Meaning at the Planck scale? Contextualized word embeddings for doing history, philosophy, and sociology of science

TL;DR

This approach reveals semantic shifts in the target term over three decades in the unlabeled Astro-HEP Corpus, highlighting the emergence of the Planck space mission as a dominant sense.

Abstract

This paper explores the potential of contextualized word embeddings (CWEs) as a new tool in the history, philosophy, and sociology of science (HPSS) for studying contextual and evolving meanings of scientific concepts. Using the term "Planck" as a test case, I evaluate five BERT-based models with varying degrees of domain-specific pretraining, including my custom model Astro-HEP-BERT, trained on the Astro-HEP Corpus, a dataset containing 21.84 million paragraphs from 600,000 articles in astrophysics and high-energy physics. For this analysis, I compiled two labeled datasets: (1) the Astro-HEP-Planck Corpus, consisting of 2,900 labeled occurrences of "Planck" sampled from 1,500 paragraphs in the Astro-HEP Corpus, and (2) a physics-related Wikipedia dataset comprising 1,186 labeled occurrences of "Planck" across 885 paragraphs. Results demonstrate that the domain-adapted models outperform the general-purpose ones in disambiguating the target term, predicting its known meanings, and generating high-quality sense clusters, as measured by a novel purity indicator I developed. Additionally, this approach reveals semantic shifts in the target term over three decades in the unlabeled Astro-HEP Corpus, highlighting the emergence of the Planck space mission as a dominant sense. The study underscores the importance of domain-specific pretraining for analyzing scientific language and demonstrates the cost-effectiveness of adapting pretrained models for HPSS research. By offering a scalable and transferable method for modeling the meanings of scientific concepts, CWEs open up new avenues for investigating the socio-historical dynamics of scientific discourses.

Figures (7)

• Figure 1: Distribution of labels and their cutoff thresholds for the word sense disambiguation and induction tasks in the Astro-HEP-Planck and Wikipedia-Physics corpora. The x-axis shows the labels ranked by frequency, while the y-axis represents the number of occurrences.
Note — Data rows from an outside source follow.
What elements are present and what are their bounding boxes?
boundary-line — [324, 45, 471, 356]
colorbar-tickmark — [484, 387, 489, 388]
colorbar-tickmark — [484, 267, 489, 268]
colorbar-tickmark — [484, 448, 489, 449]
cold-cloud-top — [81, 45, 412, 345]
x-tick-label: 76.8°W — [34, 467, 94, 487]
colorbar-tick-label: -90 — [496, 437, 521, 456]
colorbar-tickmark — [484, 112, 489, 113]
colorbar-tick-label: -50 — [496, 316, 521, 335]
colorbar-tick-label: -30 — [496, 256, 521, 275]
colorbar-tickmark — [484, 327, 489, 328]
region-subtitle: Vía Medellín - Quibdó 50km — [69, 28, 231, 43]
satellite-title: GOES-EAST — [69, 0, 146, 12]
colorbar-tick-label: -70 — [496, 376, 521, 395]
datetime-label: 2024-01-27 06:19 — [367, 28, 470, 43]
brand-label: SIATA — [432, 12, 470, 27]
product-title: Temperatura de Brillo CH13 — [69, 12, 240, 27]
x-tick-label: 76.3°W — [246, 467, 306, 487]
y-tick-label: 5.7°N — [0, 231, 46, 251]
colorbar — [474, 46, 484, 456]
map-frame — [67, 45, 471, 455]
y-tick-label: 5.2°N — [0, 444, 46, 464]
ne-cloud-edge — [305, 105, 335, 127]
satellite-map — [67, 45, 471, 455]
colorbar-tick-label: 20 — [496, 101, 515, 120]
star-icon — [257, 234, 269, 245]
Cutoffs indicate the number of labels included in each subset for subsequent analyses.
• Figure 2: Comparison of model performance in disambiguating the word "Planck" using $1$-nearest neighbor (1NN) classifiers across subsets of labels from the Astro-HEP-Planck and Wikipedia-Physics corpora. The x-axis represents the number of labels in each subset, while the y-axis shows the weighted F-1 scores. Each model was evaluated on classifiers trained on CWEs extracted for two to six labels in the Astro-HEP-Planck Corpus and two to seven labels in the Wikipedia-Physics Corpus.
• Figure 3: Purity scores of clustering solutions across models and subsets of CWEs for the Astro-HEP-Planck and Wikipedia-Physics corpora. The x-axis represents the number of predefined word sense labels in each subset, and the y-axis shows the purity scores for each model. Clustering solutions are annotated with permutations of dominant labels, reflecting the frequency distribution of word senses in the datasets. Detailed label mappings can be inferred from figures \ref{['fig:label-distribution']}a and \ref{['fig:label-distribution']}b for the Astro-HEP-Planck and Wikipedia-Physics corpora, respectively.
• Figure 4: Heatmaps showing cluster cohesion and separation for each model's best four-label clustering solutions on the Astro-HEP-Planck Corpus. The diagonal cells display average inner similarity (AIS) scores for each cluster, reflecting internal cohesion, while the off-diagonal cells show average pairwise similarity (APS) between clusters, indicating separation. Clusters are sorted by size, with the largest appearing at the top and left. Cluster labels include the dominant label index, the six most frequent neighboring words within 10 tokens of "Planck", and the total number of embeddings in the cluster. Overall purity scores and the average differences between AIS and APS are noted above each heatmap.
• Figure 5: Evolution of the relative frequency of "Planck" occurrences across five clusters (colored lines) and over time, as modeled using PhysBERT (a) and BERT (b). The x-axis shows the years from 1990 to 2022, and the y-axis represents the normalized frequencies of occurrences per year. The dashed black line indicates the overall relative frequency of "Planck", while the dashed green line represents overall corpus growth. Each cluster label includes the six most frequent neighboring words and the total number of embeddings assigned to the cluster.